Est-ce que dans l’esprit des frères (et même des soeurs), l’appartenance à la franc-maçonnerie serait une sujétion ?  Une forme si dogmatique d’envisager la vie et son environnement que finalement, la franc-maçonnerie se résume à une liste d’interdits ? 

Qu’avez-vous fait de la liberté ? Il faut dire que les dernières années ont fait des obédiences des coquilles vides sans idées, sans force et surtout sans avenir.  Tout juste, sont-elles capables d’offrir une spiritualité de supermarché où finalement l’habit fait le moine et – dans le cas – le tablier fait le maçon. 

Conclusion

A croire que pour eux, pour être une sœur, une Maçonne, il faudrait choisir entre la défense des droits des femmes, une réflexion humaniste  et la franc-maçonnerie.

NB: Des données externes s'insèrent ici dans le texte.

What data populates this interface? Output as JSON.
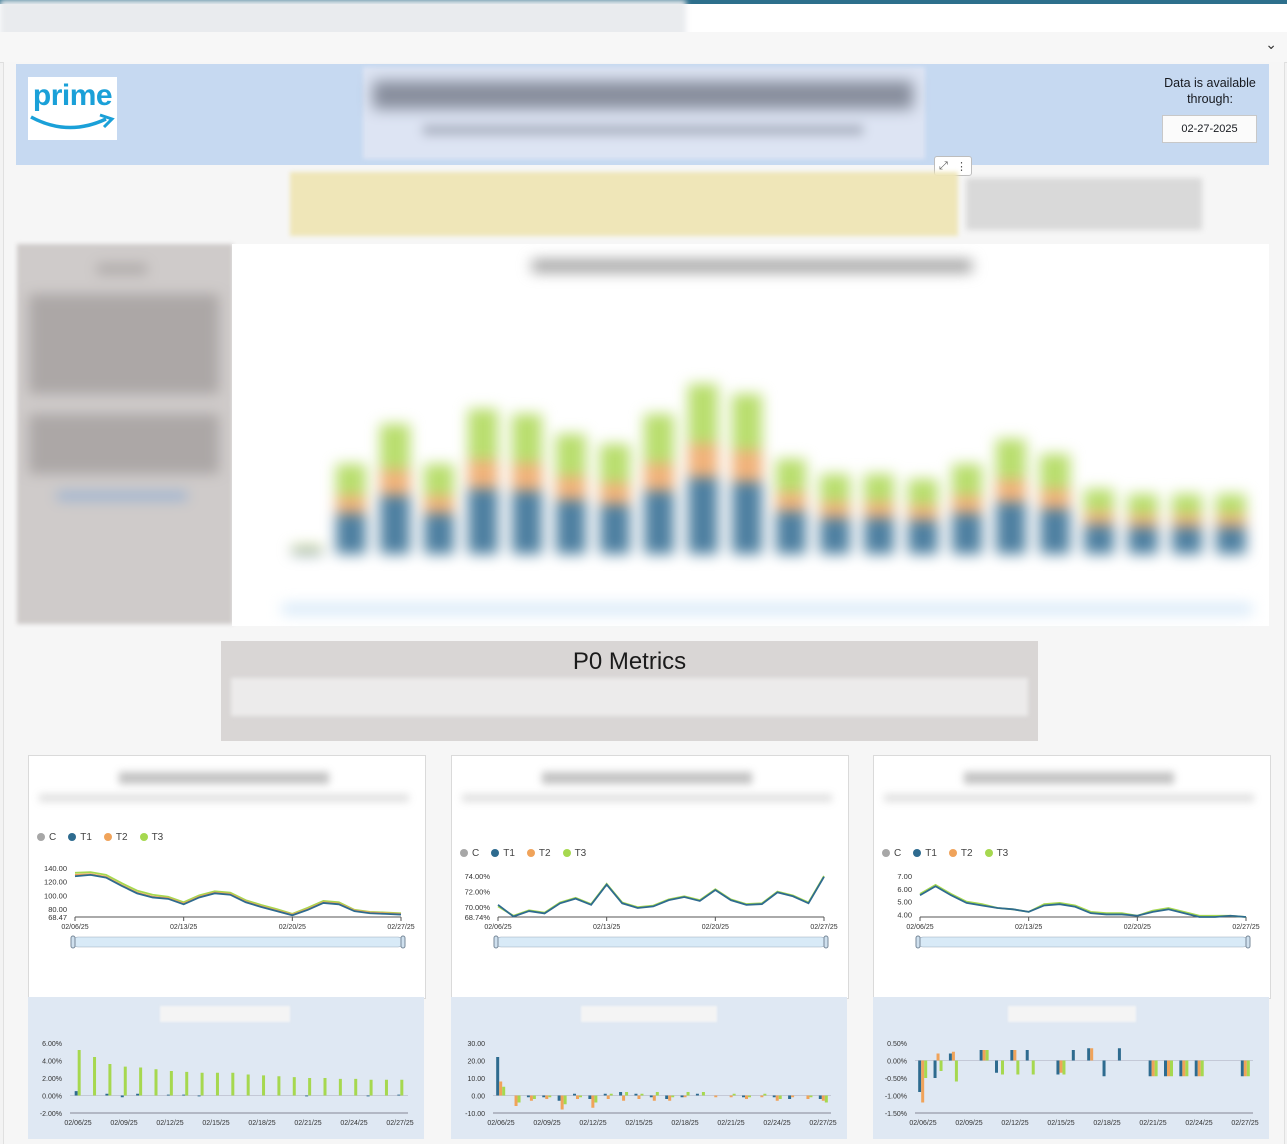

Le racisme est un délit. Ce n’est pas une forme de pensée, c’est sa négation. Le sexisme et tout propos qu’il soit ordinaire ou insulte, l’est tout autant … Le sexisme en maçonnerie a les mêmes structures et justifications que dans le domaine professionnel, économique et culturel. Rien donc qui nous fasse espérer chez ces frères & dans toutes obédiences qui acceptent de tels propos – voir les cautionnent – qu’ils auront les moyens de changer le monde.

Lilithement vôtre, 

2 Commentaires

  1. Merci ma Très Chère Soeur pour ta planche.
    Je trouve ton action courageuse !
    Je suis dans une loge féminine et dans notre rituel d’initiation il figure la phrase « n’oubliez jamais que l’homme est l’autre pôle de l’humanité ». Un jour une Soeur s’est légèrement fourvoyée et d’un grand sérieux a déclamé : « n’oubliez jamais que l’homme est le second pôle de l’humanité » ce qui m’avait valu un fou-rire d’Apprentie bien difficile à contenir !
    Bien fraternellement à toi,
    Cécile

  2. Je suis une S depuis 36 ans, initiée au REAA dans la pure Tradition. J’ai cheminé jusqu’au 33ème degré . Quand j’étais apprentie, j’avais le plaisir de recevoir nos FF es qualité. Il se trouve que les Réguliers pour des raisons multiples ne peuvent nous recevoir dans leurs Temples, mais nombre de FF apprécient la qualité de nos travaux. Je n’ai jamais ressenti de sexisme dans ma pratique locale, nationale et internationale. Je rajoute que je suis obèse et donc que je connais bien le domaine des jugements, appréciations négatives, insultes. Je pense que les femmes doivent PRENDRE PLACE dans la société, le monde du travail, la FM en étant elles, honnêtes et capables. C’est comme cela que nous nous ferons respecter, apprécier…
    J’ajoute que je travaille en Loge féminine, que nos travaux sont ouverts à tout initié, mais je ne travaillerai pas en mixte, et que ma robe noire est précieuse pour mon travail intérieur au Temple.